Additional documents show that 160 players failed drug tests in 2016. Four of these tests were registered by UK Anti-Doping. Three anonymous male players tested positive for cocaine and another male player had “methylenedioxymethamphetamine”, also known as ecstasy, in his system. The cocaine tests took place on 18 May 2015 and the ecstasy test took place on 18 August 2015.
The hackers leaked a number of documents too, including an email the FA’s head of integrity, Jenni Kennedy, sent to FIFA’s Alexis Weber, relating to investigations into players from three clubs for possible drug use.
Another document, sent from FIFA’s Greta Pons to Weber, stated: “According to the WADA statistic, football is the sport with the highest number of doping samples with approximately 30,000 samples per year on average.” Alphr has contacted the FA and FIFA for comment.
Fancy Bears released documents in July naming 50 athletes who were suspected of doping by the International Association of Athletics Federations (IAAF). One of the athletes was Mo Farah, who returned a sample that needed further testing.
The data showed he was flagged by a hematological expert as “likely doping; Passport suspicious; further data is required” from a test submitted on 23 November 2015. A later document from April 2016 shows that he did not undergo intensive testing in the next two months after the sample was flagged but is then cleared of suspicion as he was then flagged as “Normal”. He was later cleared of suspicion.

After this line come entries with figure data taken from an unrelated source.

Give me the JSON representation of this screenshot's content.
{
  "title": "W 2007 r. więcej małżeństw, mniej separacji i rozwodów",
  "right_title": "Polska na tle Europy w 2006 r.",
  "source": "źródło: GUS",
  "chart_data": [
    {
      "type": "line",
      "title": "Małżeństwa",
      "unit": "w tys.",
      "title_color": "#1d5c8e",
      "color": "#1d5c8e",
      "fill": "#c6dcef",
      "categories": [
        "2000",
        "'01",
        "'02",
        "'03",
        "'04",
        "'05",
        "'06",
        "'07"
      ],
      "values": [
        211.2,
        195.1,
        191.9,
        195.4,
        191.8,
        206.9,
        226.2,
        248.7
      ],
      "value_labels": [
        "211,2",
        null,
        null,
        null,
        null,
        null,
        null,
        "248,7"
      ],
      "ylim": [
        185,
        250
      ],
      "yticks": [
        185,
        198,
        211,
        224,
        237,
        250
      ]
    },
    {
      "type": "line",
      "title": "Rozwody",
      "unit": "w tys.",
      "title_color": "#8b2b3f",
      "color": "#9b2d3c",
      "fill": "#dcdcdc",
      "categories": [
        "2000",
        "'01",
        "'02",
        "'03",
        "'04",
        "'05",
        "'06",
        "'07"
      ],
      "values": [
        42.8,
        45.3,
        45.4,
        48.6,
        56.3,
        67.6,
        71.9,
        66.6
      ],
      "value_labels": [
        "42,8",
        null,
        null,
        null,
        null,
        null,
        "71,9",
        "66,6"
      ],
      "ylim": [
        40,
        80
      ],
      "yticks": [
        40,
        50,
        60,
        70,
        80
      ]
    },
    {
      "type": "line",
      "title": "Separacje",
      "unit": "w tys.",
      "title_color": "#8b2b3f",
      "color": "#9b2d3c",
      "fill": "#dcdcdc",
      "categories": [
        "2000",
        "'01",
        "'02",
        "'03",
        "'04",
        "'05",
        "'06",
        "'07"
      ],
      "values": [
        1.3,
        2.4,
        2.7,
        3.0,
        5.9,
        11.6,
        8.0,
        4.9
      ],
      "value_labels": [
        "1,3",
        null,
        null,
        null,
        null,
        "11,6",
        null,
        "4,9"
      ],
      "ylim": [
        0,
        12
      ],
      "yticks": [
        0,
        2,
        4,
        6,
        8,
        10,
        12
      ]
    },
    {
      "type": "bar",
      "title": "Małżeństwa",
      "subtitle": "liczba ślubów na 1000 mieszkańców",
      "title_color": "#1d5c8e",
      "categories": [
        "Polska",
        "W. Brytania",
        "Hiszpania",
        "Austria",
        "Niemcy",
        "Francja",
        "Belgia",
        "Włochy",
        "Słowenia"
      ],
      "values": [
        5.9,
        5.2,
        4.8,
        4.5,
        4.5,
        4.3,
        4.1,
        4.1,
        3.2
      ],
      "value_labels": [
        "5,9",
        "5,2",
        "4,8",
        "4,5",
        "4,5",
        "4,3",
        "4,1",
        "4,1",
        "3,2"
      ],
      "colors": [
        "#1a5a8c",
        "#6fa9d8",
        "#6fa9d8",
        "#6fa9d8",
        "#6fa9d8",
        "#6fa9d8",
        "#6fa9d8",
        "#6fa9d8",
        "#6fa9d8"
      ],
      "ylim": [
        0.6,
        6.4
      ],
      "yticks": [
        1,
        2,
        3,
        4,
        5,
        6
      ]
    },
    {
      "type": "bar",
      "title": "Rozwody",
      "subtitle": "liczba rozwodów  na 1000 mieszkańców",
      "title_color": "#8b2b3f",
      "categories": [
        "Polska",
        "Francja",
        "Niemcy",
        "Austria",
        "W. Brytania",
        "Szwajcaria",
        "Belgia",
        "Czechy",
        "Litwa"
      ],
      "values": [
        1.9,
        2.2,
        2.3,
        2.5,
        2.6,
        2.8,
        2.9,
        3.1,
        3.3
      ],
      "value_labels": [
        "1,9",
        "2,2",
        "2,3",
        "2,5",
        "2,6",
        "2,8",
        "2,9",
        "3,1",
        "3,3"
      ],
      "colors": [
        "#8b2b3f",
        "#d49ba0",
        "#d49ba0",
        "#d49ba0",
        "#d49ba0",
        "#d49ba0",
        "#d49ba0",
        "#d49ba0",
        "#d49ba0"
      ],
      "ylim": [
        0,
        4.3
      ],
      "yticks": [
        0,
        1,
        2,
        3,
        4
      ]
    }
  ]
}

A spokesperson for Farah told IT Pro at the time that he has never failed a single blood test during his career. He said: “We have never been informed of any of Mo’s test results being outside of the legal parameters.”
The spokesperson added: “Nor has Mo ever been contacted by the IAAF about any individual result. It is totally incorrect and defamatory to suggest otherwise, and we will pursue any claims to the contrary through all necessary legal routes.”
The spokesperson pointed out that previous leaks from the organisation have included false or doctored documents in the past, and they have asked the IAAF to urgently look into the validity.